House Armed Services Committee Chairman Mac Thornberry’s exchange with DOD comptroller Mike McCord Wednesday revealed a lot about the growing frustration some members have with DOD’s expanding use of the sequester-immune overseas contingency operations account to fund non-emergency needs.
In a hearing about the fiscal year 2016 request, Thornberry asked McCord about how DOD determines what qualifies as emergency wartime operations spending, which is what the fund was established for.
But the account, commonly known as “OCO,” has been used for more than that. For example, it was used to procure future F-35 Joint Strike Fighters.
McCord justified the spending, noting it was necessary “to buy some F-35s to replace aircrafts that were destroyed at Kandahar.”
In that surprise attack at Camp Bastion in 2012, Taliban fighters destroyed eight U.S. Marine Corps Harrier jets. The OCO request to use the emergency fund to replace the Harriers with F-35s was made in part because the Harriers haven’t been in production for more than a decade.
But the new fighter will not come online until at least this summer for the Marine Corps, and only several years later for the Navy and Air Force — well after any current timeline for combat needs in Afghanistan, where the Harriers were lost.
McCord said while the House Armed Services Committee approved that spending prior to Thornberry’s term as chairman, there was division on the issue.
There is still OCO spending in both the House and Senate 2016 requests; the House version gives the sequester-immune account $94 billion, and the Senate version hews to the White House request, seeking $58 billion for DOD and State contingency needs.
Thornberry requested DOD to provide an explanation of what qualifies for OCO spending, in case DOD’s needs are again funded through the supplemental fund in 2016.
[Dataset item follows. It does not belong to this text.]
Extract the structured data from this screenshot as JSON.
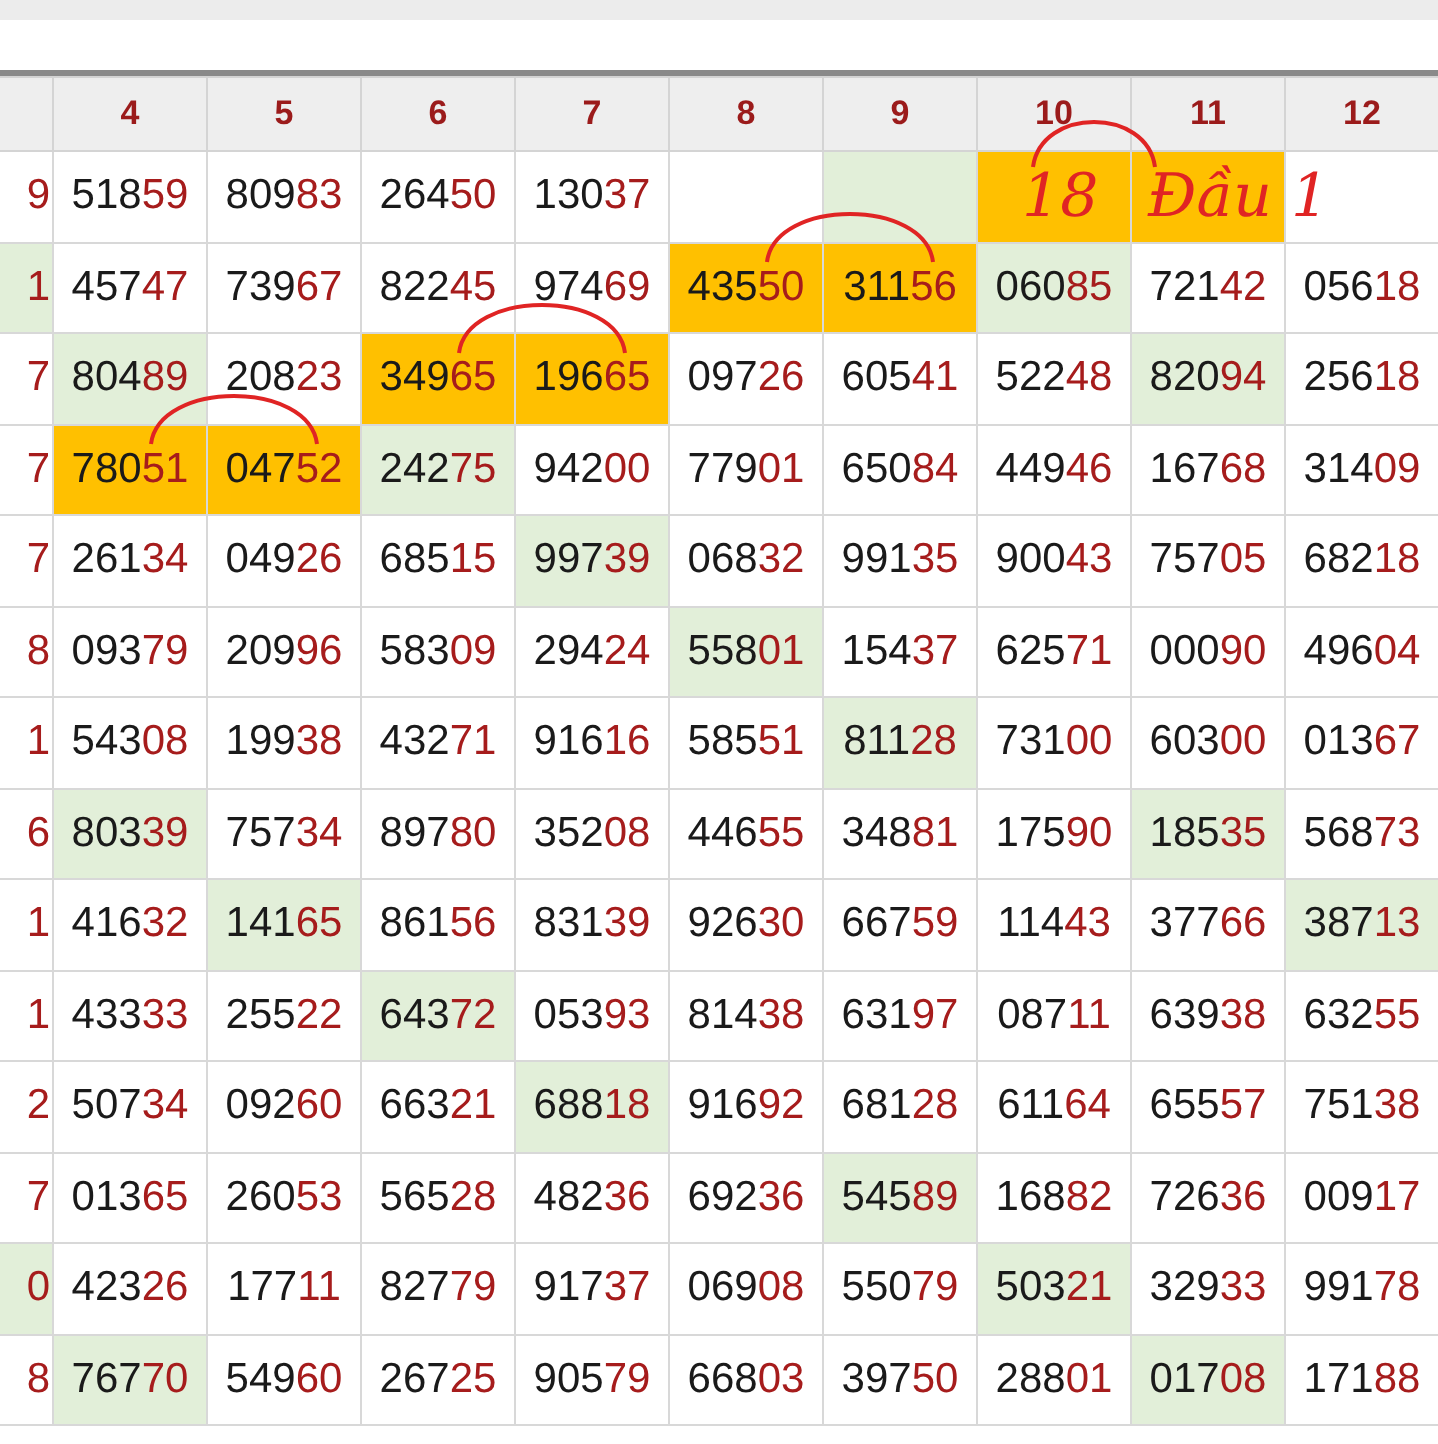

“This is not the best way to run a railroad,” Thornberry said. “And I hope that we can have a different method of funding the department as we move down the many steps ahead in the budget process.”
“If, however, we end up with a substantial amount of OCO to make up for gaps in the base, then I want to understand what all of those restrictions, administrative or legislative, may be,” Thornberry said. “I don’t know how this is going to go. I just want to be ready.”